French energy managers believe power plant decision should be delayed until EDF and reactor disputes are settled


Senior managers at a major French union have written to the chair of the UK energy select committee calling for EDF’s Hinkley Point C nuclear plant to be postponed.

The Fédération Nationale des Cadres Supérieurs de l’Énergie (FNCS) – translated as the National Federation of Senior Energy Executives – union said a final investment decision on the £18bn nuclear plant in Somerset should be delayed until “better upfront industrial visibility is evidenced”.

In a letter addressed to the chair of the committee, MP Angus MacNeil, the union’s president Norbert Tangy said senior EDF managers remained convinced a final decision should be pushed back until EDF has solved a slew of problems - including a “multibillion” euro litigation.

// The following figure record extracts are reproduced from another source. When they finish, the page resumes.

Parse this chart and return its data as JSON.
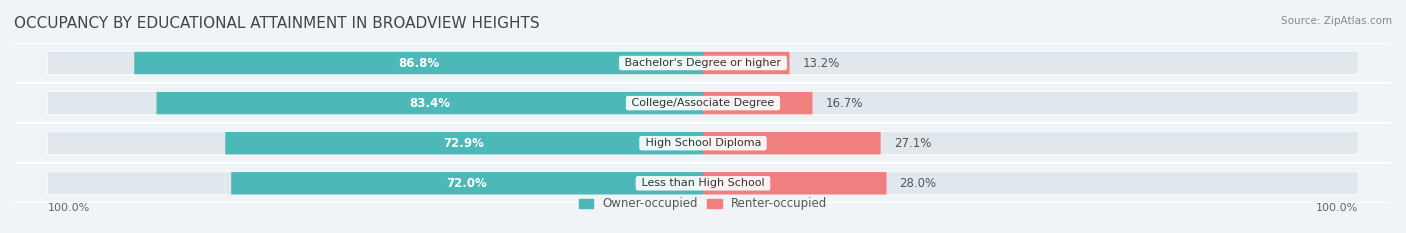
{
  "title": "OCCUPANCY BY EDUCATIONAL ATTAINMENT IN BROADVIEW HEIGHTS",
  "source": "Source: ZipAtlas.com",
  "categories": [
    "Less than High School",
    "High School Diploma",
    "College/Associate Degree",
    "Bachelor's Degree or higher"
  ],
  "owner_pct": [
    72.0,
    72.9,
    83.4,
    86.8
  ],
  "renter_pct": [
    28.0,
    27.1,
    16.7,
    13.2
  ],
  "owner_color": "#4DB8B8",
  "renter_color": "#F08080",
  "bg_color": "#f0f4f7",
  "bar_bg_color": "#e0e8ee",
  "title_fontsize": 11,
  "label_fontsize": 8.5,
  "tick_fontsize": 8,
  "legend_fontsize": 8.5,
  "axis_label_left": "100.0%",
  "axis_label_right": "100.0%",
  "bar_height": 0.55,
  "bar_gap": 1.0
}
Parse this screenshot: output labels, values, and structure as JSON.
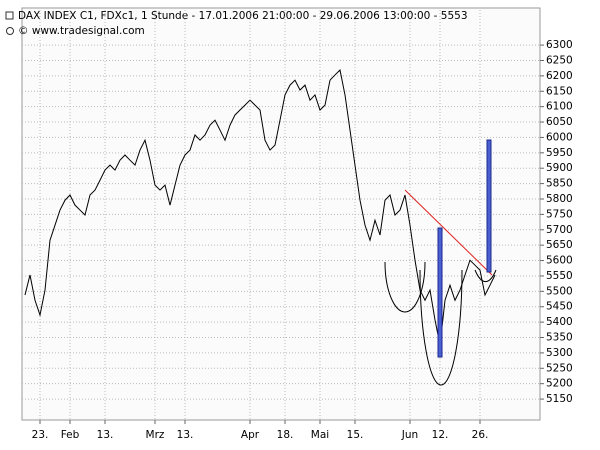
{
  "chart_data": {
    "type": "line",
    "title": "DAX INDEX C1, FDXc1, 1 Stunde - 17.01.2006 21:00:00 - 29.06.2006 13:00:00 - 5553",
    "subtitle": "© www.tradesignal.com",
    "categories": [
      null,
      null,
      null,
      "23.",
      null,
      null,
      null,
      null,
      null,
      "Feb",
      null,
      null,
      null,
      null,
      null,
      null,
      "13.",
      null,
      null,
      null,
      null,
      null,
      null,
      null,
      null,
      null,
      "Mrz",
      null,
      null,
      null,
      null,
      null,
      "13.",
      null,
      null,
      null,
      null,
      null,
      null,
      null,
      null,
      null,
      null,
      null,
      null,
      "Apr",
      null,
      null,
      null,
      null,
      null,
      null,
      "18.",
      null,
      null,
      null,
      null,
      null,
      null,
      "Mai",
      null,
      null,
      null,
      null,
      null,
      null,
      "15.",
      null,
      null,
      null,
      null,
      null,
      null,
      null,
      null,
      null,
      null,
      "Jun",
      null,
      null,
      null,
      null,
      null,
      "12.",
      null,
      null,
      null,
      null,
      null,
      null,
      null,
      "26.",
      null,
      null,
      null
    ],
    "values": [
      5488,
      5553,
      5471,
      5423,
      5504,
      5666,
      5715,
      5764,
      5796,
      5813,
      5780,
      5764,
      5748,
      5813,
      5829,
      5861,
      5894,
      5910,
      5894,
      5926,
      5943,
      5926,
      5910,
      5959,
      5991,
      5926,
      5845,
      5829,
      5845,
      5780,
      5845,
      5910,
      5943,
      5959,
      6008,
      5991,
      6008,
      6040,
      6056,
      6024,
      5991,
      6040,
      6073,
      6089,
      6105,
      6121,
      6105,
      6089,
      5991,
      5959,
      5975,
      6056,
      6138,
      6170,
      6186,
      6154,
      6170,
      6121,
      6138,
      6089,
      6105,
      6186,
      6203,
      6219,
      6138,
      6024,
      5910,
      5796,
      5715,
      5666,
      5731,
      5683,
      5796,
      5813,
      5748,
      5764,
      5813,
      5715,
      5601,
      5504,
      5471,
      5504,
      5407,
      5325,
      5471,
      5520,
      5471,
      5504,
      5553,
      5601,
      5585,
      5569,
      5488,
      5520,
      5553
    ],
    "color": "#000000",
    "ylim": [
      5082,
      6414
    ],
    "yticks": [
      5150,
      5200,
      5250,
      5300,
      5350,
      5400,
      5450,
      5500,
      5550,
      5600,
      5650,
      5700,
      5750,
      5800,
      5850,
      5900,
      5950,
      6000,
      6050,
      6100,
      6150,
      6200,
      6250,
      6300
    ],
    "grid": true
  }
}
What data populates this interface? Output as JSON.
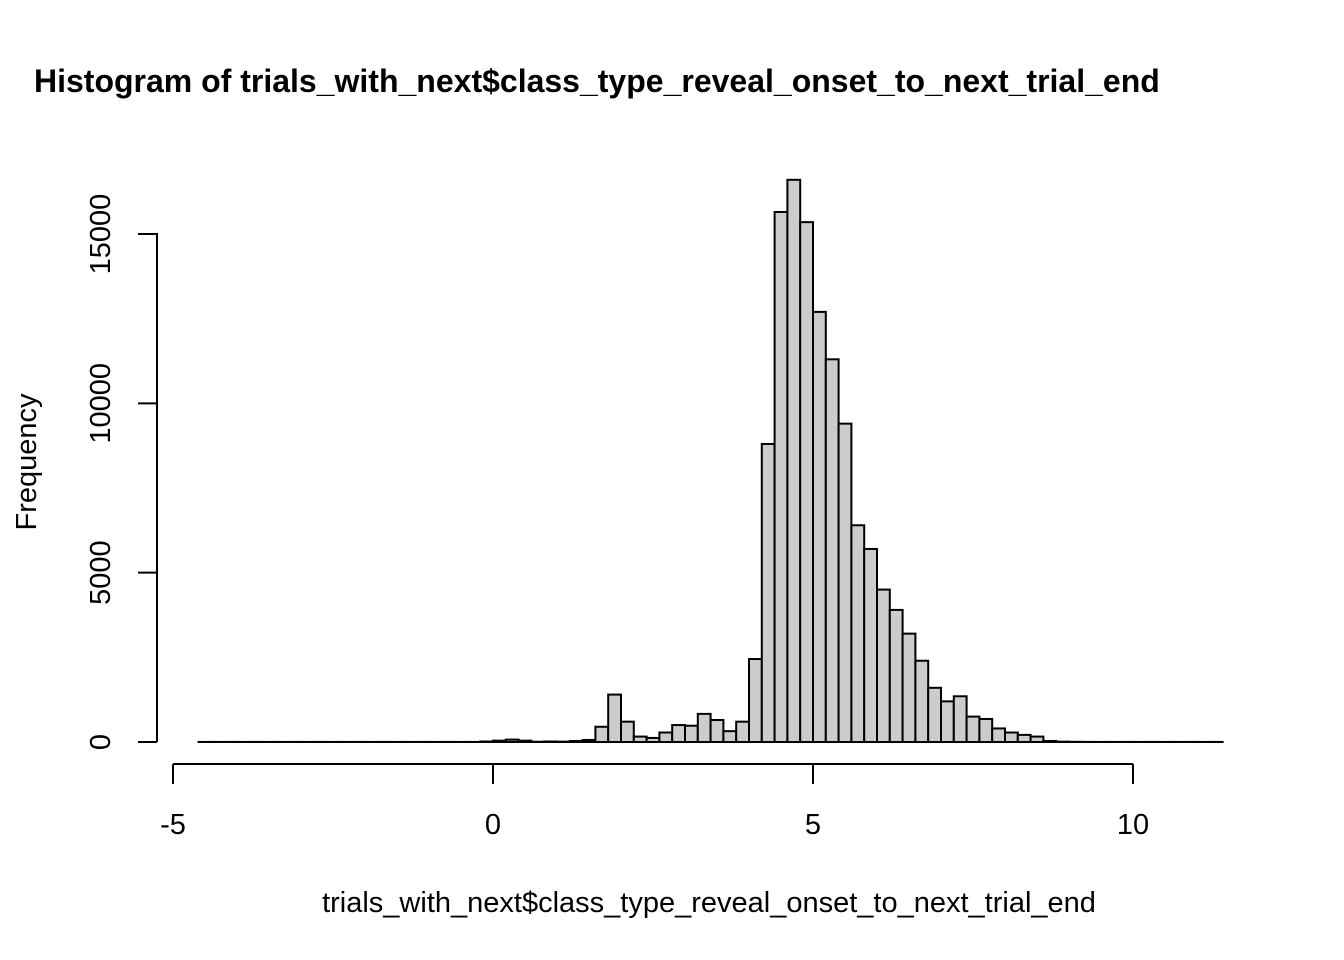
{
  "chart_data": {
    "type": "bar",
    "title": "Histogram of trials_with_next$class_type_reveal_onset_to_next_trial_end",
    "xlabel": "trials_with_next$class_type_reveal_onset_to_next_trial_end",
    "ylabel": "Frequency",
    "xlim": [
      -5,
      11.5
    ],
    "ylim": [
      0,
      16500
    ],
    "x_ticks": [
      -5,
      0,
      5,
      10
    ],
    "y_ticks": [
      0,
      5000,
      10000,
      15000
    ],
    "bin_start": -4.6,
    "bin_width": 0.2,
    "values": [
      2,
      2,
      2,
      2,
      2,
      2,
      2,
      2,
      2,
      2,
      2,
      2,
      2,
      2,
      2,
      2,
      2,
      2,
      2,
      2,
      2,
      2,
      15,
      40,
      70,
      40,
      8,
      15,
      10,
      30,
      60,
      450,
      1400,
      600,
      160,
      120,
      280,
      500,
      480,
      830,
      650,
      320,
      600,
      2450,
      8800,
      15650,
      16600,
      15350,
      12700,
      11300,
      9400,
      6400,
      5700,
      4500,
      3900,
      3200,
      2400,
      1600,
      1200,
      1350,
      750,
      680,
      400,
      280,
      210,
      160,
      30,
      10,
      5,
      3,
      2,
      2,
      2,
      2,
      2,
      2,
      2,
      2,
      2,
      2
    ]
  }
}
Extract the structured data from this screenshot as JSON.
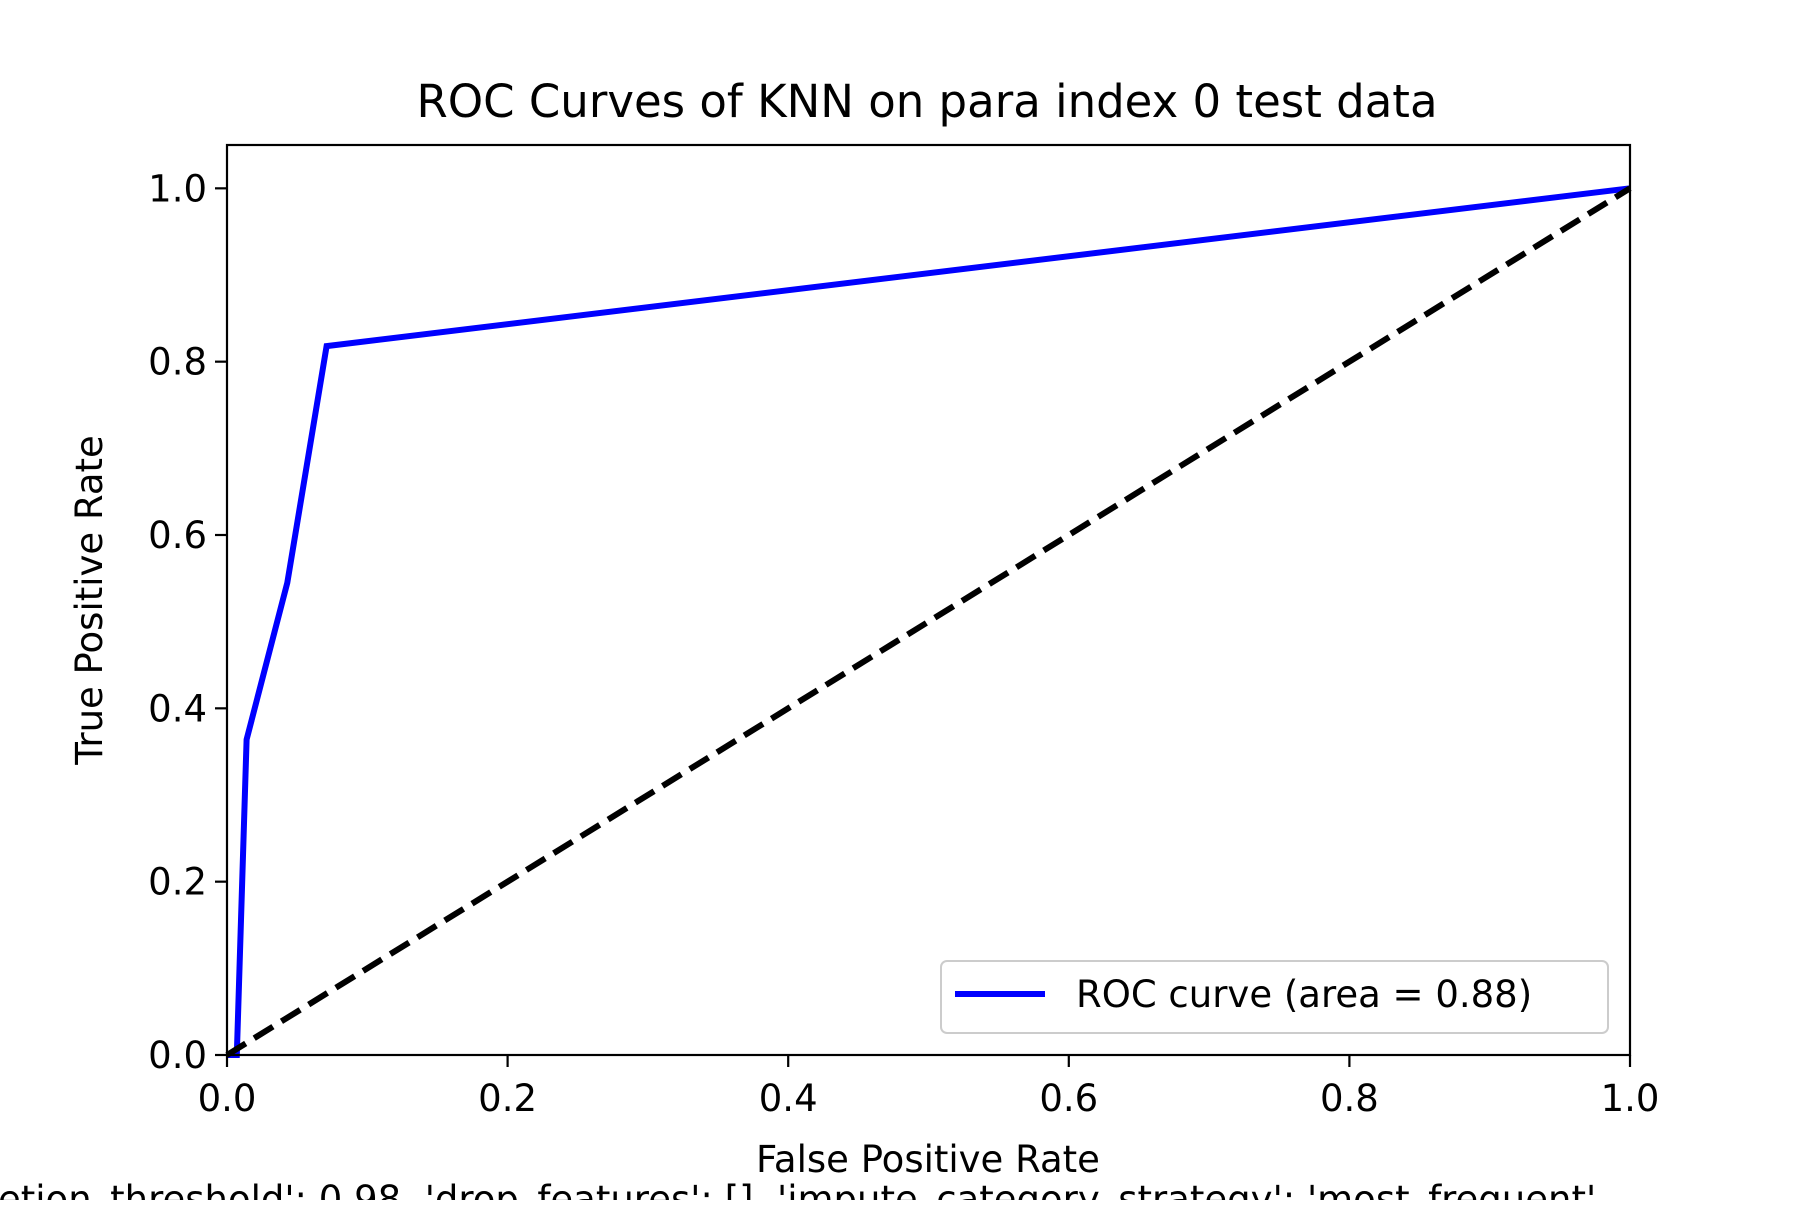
{
  "chart_data": {
    "type": "line",
    "title": "ROC Curves of KNN on para index 0 test data",
    "xlabel": "False Positive Rate",
    "ylabel": "True Positive Rate",
    "xlim": [
      0.0,
      1.0
    ],
    "ylim": [
      0.0,
      1.05
    ],
    "xticks": [
      "0.0",
      "0.2",
      "0.4",
      "0.6",
      "0.8",
      "1.0"
    ],
    "yticks": [
      "0.0",
      "0.2",
      "0.4",
      "0.6",
      "0.8",
      "1.0"
    ],
    "grid": false,
    "legend_position": "lower-right",
    "footnote": "etion_threshold': 0.98, 'drop_features': [], 'impute_category_strategy': 'most_frequent'",
    "series": [
      {
        "name": "ROC curve (area = 0.88)",
        "color": "#0000ff",
        "style": "solid",
        "x": [
          0.0,
          0.007,
          0.014,
          0.043,
          0.071,
          1.0
        ],
        "y": [
          0.0,
          0.0,
          0.364,
          0.545,
          0.818,
          1.0
        ]
      },
      {
        "name": "",
        "color": "#000000",
        "style": "dashed",
        "x": [
          0.0,
          1.0
        ],
        "y": [
          0.0,
          1.0
        ]
      }
    ]
  }
}
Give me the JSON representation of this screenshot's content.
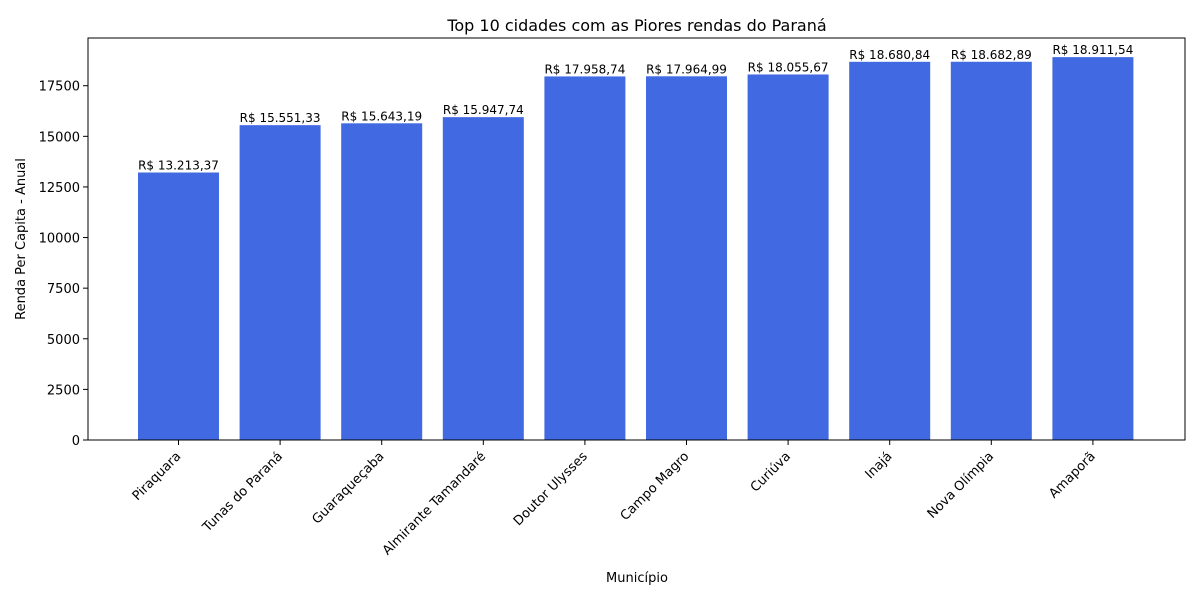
{
  "chart_data": {
    "type": "bar",
    "title": "Top 10 cidades com as Piores rendas do Paraná",
    "xlabel": "Município",
    "ylabel": "Renda Per Capita - Anual",
    "categories": [
      "Piraquara",
      "Tunas do Paraná",
      "Guaraqueçaba",
      "Almirante Tamandaré",
      "Doutor Ulysses",
      "Campo Magro",
      "Curiúva",
      "Inajá",
      "Nova Olímpia",
      "Amaporã"
    ],
    "values": [
      13213.37,
      15551.33,
      15643.19,
      15947.74,
      17958.74,
      17964.99,
      18055.67,
      18680.84,
      18682.89,
      18911.54
    ],
    "data_labels": [
      "R$ 13.213,37",
      "R$ 15.551,33",
      "R$ 15.643,19",
      "R$ 15.947,74",
      "R$ 17.958,74",
      "R$ 17.964,99",
      "R$ 18.055,67",
      "R$ 18.680,84",
      "R$ 18.682,89",
      "R$ 18.911,54"
    ],
    "yticks": [
      0,
      2500,
      5000,
      7500,
      10000,
      12500,
      15000,
      17500
    ],
    "ylim": [
      0,
      19857
    ],
    "grid": false,
    "bar_color": "#4169e1"
  }
}
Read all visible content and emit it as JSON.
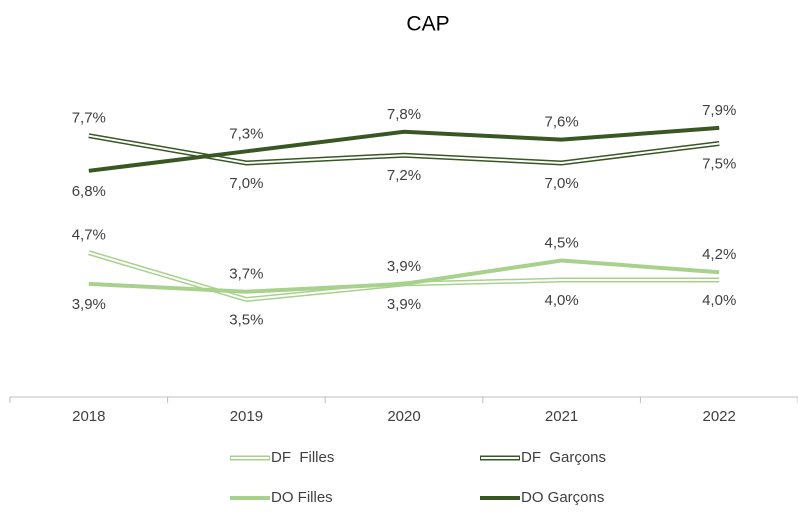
{
  "chart_data": {
    "type": "line",
    "title": "CAP",
    "categories": [
      "2018",
      "2019",
      "2020",
      "2021",
      "2022"
    ],
    "series": [
      {
        "name": "DF  Filles",
        "color": "#a9d18e",
        "style": "hollow",
        "values": [
          4.7,
          3.5,
          3.9,
          4.0,
          4.0
        ],
        "value_labels": [
          "4,7%",
          "3,5%",
          "3,9%",
          "4,0%",
          "4,0%"
        ]
      },
      {
        "name": "DF  Garçons",
        "color": "#385723",
        "style": "hollow",
        "values": [
          7.7,
          7.0,
          7.2,
          7.0,
          7.5
        ],
        "value_labels": [
          "7,7%",
          "7,0%",
          "7,2%",
          "7,0%",
          "7,5%"
        ]
      },
      {
        "name": "DO Filles",
        "color": "#a9d18e",
        "style": "solid",
        "values": [
          3.9,
          3.7,
          3.9,
          4.5,
          4.2
        ],
        "value_labels": [
          "3,9%",
          "3,7%",
          "3,9%",
          "4,5%",
          "4,2%"
        ]
      },
      {
        "name": "DO Garçons",
        "color": "#385723",
        "style": "solid",
        "values": [
          6.8,
          7.3,
          7.8,
          7.6,
          7.9
        ],
        "value_labels": [
          "6,8%",
          "7,3%",
          "7,8%",
          "7,6%",
          "7,9%"
        ]
      }
    ],
    "ylim": [
      1,
      10
    ],
    "legend": "bottom"
  }
}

Managers said litigation between Areva NP – the designer of the European Pressurised Reactor (EPR) to be used at Hinkley – and Finnish engineering, procurement and construction contractor TVO on EDF’s Olkiluoto nuclear plant in Finland “could not be settled through amicable agreement as expected”. They said the “matter remains open” and shows no sign of being resolved soon. Other issues highlighted mainly revolve around the EPR reactor to be used at Hinkley Point C.

In spring 2017, an EPR reactor being built at EDF’s nuclear power plant in Flamanville, in Normandy, France, is up for its final clearance by the French nuclear safety authority ASN. But the executives have warned that the safety authority may not give the go-ahead as they claim the top and bottom of the reactor vessel do not comply with regulations.

They said there is “no certainty that the EPR technology could be commissioned soon” and claimed a second reactor at the EDF plant in China - Taishan - could be the first EPR reactor in the world to be commissioned. Taishan 2 is expected to be operational in late 2017.

Construction on the new reactor at Flamanville began in 2007 and was expected to be up and running by 2012 - this has now been delayed until the fourth quarter of 2018.

EDF declined to comment but, last month, the firm’s chief executive Vincent de Rivaz told a House of Commons select committee that some French unions were trying to postpone the Hinkley project by up to three years. De Rivaz added: “Our position is that there is no need for a delay because the project is ready. No project has been better prepared than Hinkley Point C.”